花梓逸捏着鼻子瞪大了眼睛,她想起來了,想起來了!她之前在師傅的書閣裡看過,這藤蔓名叫睡藤,是妖魔族中的一種植物類妖魔。它平時就像是睡着了的美人,你不動它時,它就像是一株普通的藤蔓。可是,當它被驚醒時,也就宣告着噩夢的到來。
她暗自壓下了心中的恐慌,可是雙手卻本能的想要去扯白翊痕的衣角,可是雙手卻出乎意料的抓了個空,她詫異的轉過頭,可是她的身邊除了美麗茂盛的藤蔓還是美麗茂盛的藤蔓,就像白翊痕從來沒有出現過一樣……
“國師大人!”
“白……白翊痕。”她瘋了似的向着周圍喊着,一邊喊一邊舉劍砍斷藤蔓開路,前一刻硬如鋼鐵的藤蔓不知爲何變的如同豆腐般的好切。

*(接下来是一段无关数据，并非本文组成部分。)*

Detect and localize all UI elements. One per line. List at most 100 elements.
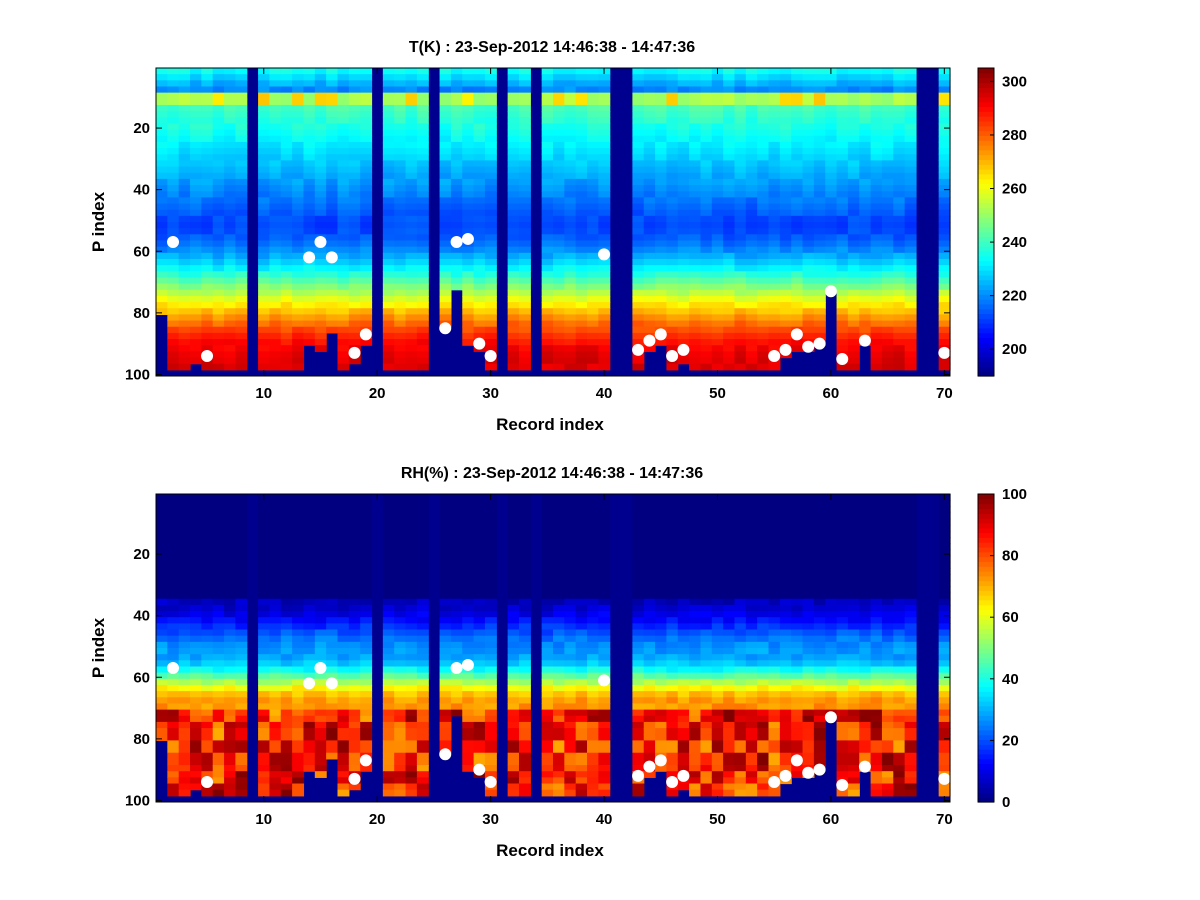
humidity-heatmap-cell bbox=[553, 777, 565, 785]
humidity-heatmap-cell bbox=[677, 586, 690, 594]
temperature-heatmap-cell bbox=[258, 117, 271, 125]
temperature-heatmap-cell bbox=[881, 191, 894, 198]
humidity-heatmap-cell bbox=[643, 666, 656, 674]
temperature-heatmap-cell bbox=[745, 111, 758, 118]
temperature-heatmap-cell bbox=[825, 277, 838, 285]
temperature-heatmap-cell bbox=[450, 246, 463, 254]
humidity-heatmap-cell bbox=[190, 549, 202, 557]
temperature-heatmap-cell bbox=[394, 141, 407, 149]
temperature-heatmap-cell bbox=[292, 258, 305, 266]
temperature-heatmap-cell bbox=[836, 314, 849, 322]
temperature-heatmap-cell bbox=[677, 123, 690, 131]
temperature-heatmap-cell bbox=[847, 86, 860, 94]
temperature-colorbar-segment bbox=[978, 178, 994, 185]
temperature-heatmap-cell bbox=[337, 129, 350, 137]
temperature-heatmap-cell bbox=[904, 265, 917, 272]
temperature-heatmap-cell bbox=[314, 252, 327, 260]
humidity-heatmap-cell bbox=[178, 530, 191, 538]
temperature-x-tick-label: 30 bbox=[482, 385, 499, 402]
temperature-heatmap-cell bbox=[768, 326, 781, 334]
temperature-heatmap-cell bbox=[813, 98, 826, 106]
temperature-heatmap-cell bbox=[881, 228, 894, 235]
humidity-heatmap-cell bbox=[337, 666, 350, 674]
humidity-heatmap-cell bbox=[450, 574, 463, 581]
humidity-heatmap-cell bbox=[303, 721, 316, 729]
temperature-heatmap-cell bbox=[598, 123, 611, 131]
temperature-heatmap-cell bbox=[870, 117, 883, 125]
humidity-heatmap-cell bbox=[575, 746, 588, 754]
humidity-heatmap-cell bbox=[484, 666, 497, 674]
humidity-heatmap-cell bbox=[405, 765, 418, 772]
temperature-heatmap-cell bbox=[575, 135, 588, 143]
humidity-heatmap-cell bbox=[167, 629, 180, 637]
humidity-heatmap-cell bbox=[258, 715, 271, 723]
temperature-heatmap-cell bbox=[337, 92, 350, 100]
temperature-heatmap-cell bbox=[178, 154, 191, 161]
temperature-heatmap-cell bbox=[462, 295, 475, 303]
humidity-heatmap-cell bbox=[360, 518, 373, 526]
temperature-heatmap-cell bbox=[598, 240, 611, 248]
temperature-heatmap-cell bbox=[314, 246, 327, 254]
temperature-heatmap-cell bbox=[382, 154, 395, 161]
humidity-heatmap-cell bbox=[666, 598, 679, 606]
humidity-heatmap-cell bbox=[156, 691, 168, 698]
temperature-heatmap-cell bbox=[156, 277, 168, 285]
humidity-heatmap-cell bbox=[643, 592, 656, 600]
humidity-heatmap-cell bbox=[450, 635, 463, 643]
humidity-heatmap-cell bbox=[450, 537, 463, 544]
temperature-heatmap-cell bbox=[587, 289, 599, 297]
temperature-heatmap-cell bbox=[870, 135, 883, 143]
temperature-heatmap-cell bbox=[178, 92, 191, 100]
temperature-heatmap-cell bbox=[655, 135, 668, 143]
humidity-heatmap-cell bbox=[541, 691, 554, 698]
humidity-heatmap-cell bbox=[303, 660, 316, 668]
temperature-heatmap-cell bbox=[258, 295, 271, 303]
humidity-heatmap-cell bbox=[587, 604, 599, 612]
temperature-heatmap-cell bbox=[518, 295, 531, 303]
temperature-heatmap-cell bbox=[201, 123, 214, 131]
temperature-heatmap-cell bbox=[757, 339, 770, 346]
temperature-heatmap-cell bbox=[337, 209, 350, 217]
temperature-heatmap-cell bbox=[893, 283, 906, 291]
temperature-heatmap-cell bbox=[836, 246, 849, 254]
humidity-heatmap-cell bbox=[303, 494, 316, 501]
humidity-heatmap-cell bbox=[292, 765, 305, 772]
humidity-heatmap-cell bbox=[518, 660, 531, 668]
temperature-heatmap-cell bbox=[587, 339, 599, 346]
temperature-heatmap-cell bbox=[779, 178, 792, 186]
humidity-heatmap-cell bbox=[224, 703, 236, 711]
temperature-heatmap-cell bbox=[462, 92, 475, 100]
humidity-heatmap-cell bbox=[632, 641, 645, 649]
humidity-heatmap-cell bbox=[314, 746, 327, 754]
humidity-heatmap-cell bbox=[518, 648, 531, 655]
temperature-heatmap-cell bbox=[348, 314, 361, 322]
temperature-heatmap-cell bbox=[847, 68, 860, 75]
humidity-heatmap-cell bbox=[190, 691, 202, 698]
humidity-heatmap-cell bbox=[394, 623, 407, 631]
humidity-heatmap-cell bbox=[156, 598, 168, 606]
humidity-heatmap-cell bbox=[518, 537, 531, 544]
temperature-heatmap-cell bbox=[813, 215, 826, 223]
temperature-heatmap-cell bbox=[416, 320, 429, 328]
humidity-heatmap-cell bbox=[224, 789, 236, 797]
humidity-heatmap-cell bbox=[587, 506, 599, 514]
humidity-heatmap-cell bbox=[405, 660, 418, 668]
humidity-heatmap-cell bbox=[575, 494, 588, 501]
temperature-heatmap-cell bbox=[700, 191, 713, 198]
temperature-heatmap-cell bbox=[235, 222, 248, 229]
temperature-heatmap-cell bbox=[167, 203, 180, 211]
temperature-heatmap-cell bbox=[859, 166, 872, 174]
temperature-heatmap-cell bbox=[757, 98, 770, 106]
humidity-heatmap-cell bbox=[292, 678, 305, 686]
temperature-heatmap-cell bbox=[258, 246, 271, 254]
temperature-heatmap-cell bbox=[450, 252, 463, 260]
humidity-heatmap-cell bbox=[473, 598, 486, 606]
temperature-heatmap-cell bbox=[598, 277, 611, 285]
temperature-heatmap-cell bbox=[870, 92, 883, 100]
humidity-heatmap-cell bbox=[178, 691, 191, 698]
humidity-heatmap-cell bbox=[382, 537, 395, 544]
humidity-heatmap-cell bbox=[258, 549, 271, 557]
temperature-heatmap-cell bbox=[224, 240, 236, 248]
temperature-heatmap-cell bbox=[575, 265, 588, 272]
humidity-heatmap-cell bbox=[156, 617, 168, 624]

迴應她的只是一陣隱隱的嘲笑聲和撲鼻而來的惡臭,她突的反應過來回頭時她已經被滿滿的藤蔓包圍了。
自己什麼時候變得這麼容易失去理智了?
而這一幕在白翊痕的眼裡卻是一直站在他身邊的花梓逸突然發瘋,一邊大聲喊他一邊輪起劍瘋狂的砍身邊的藤蔓,動作迅速的只是一眨眼她便陷入了藤蔓中。
他也慢慢察覺到了她的異常,可是任憑他怎麼喊她,她都像是聽不到似的。他也慌了想追上她,可是身前的藤蔓突然猛烈増長起來不一會就將花梓逸剛剛開出的小道給填滿了。
“哼!”他冷哼一聲一揮手,一團白色的靈力球便被他拋了出去,白光一觸及藤蔓便爆裂開來,藤蔓頓時被炸出一個大洞,可是這速度遠遠不及花梓逸,他氣的臉色微微發青,自己的實力何時落的連只小妖也鬥不過了?
此時牢牢將花梓逸包圍住的藤蔓終於停止了繼續往裡壓縮,而是緩緩的在離她僅僅一米遠的地方聚集成了一個小型鞦韆。
“秋……千?”見着面前的鞦韆她不由的抽了抽嘴角,這將她給弄進來就是爲了請她蕩個鞦韆?
她在裡面足足待了半小時,但是依舊拿這些硬的跟什麼似的藤蔓沒有辦法。
無聊的坐在鞦韆上蕩啊蕩,紅色的沙羣隨着鞦韆蕩起而飛舞,也不知道國師大人哪裡去了,怎麼會突然不見呢。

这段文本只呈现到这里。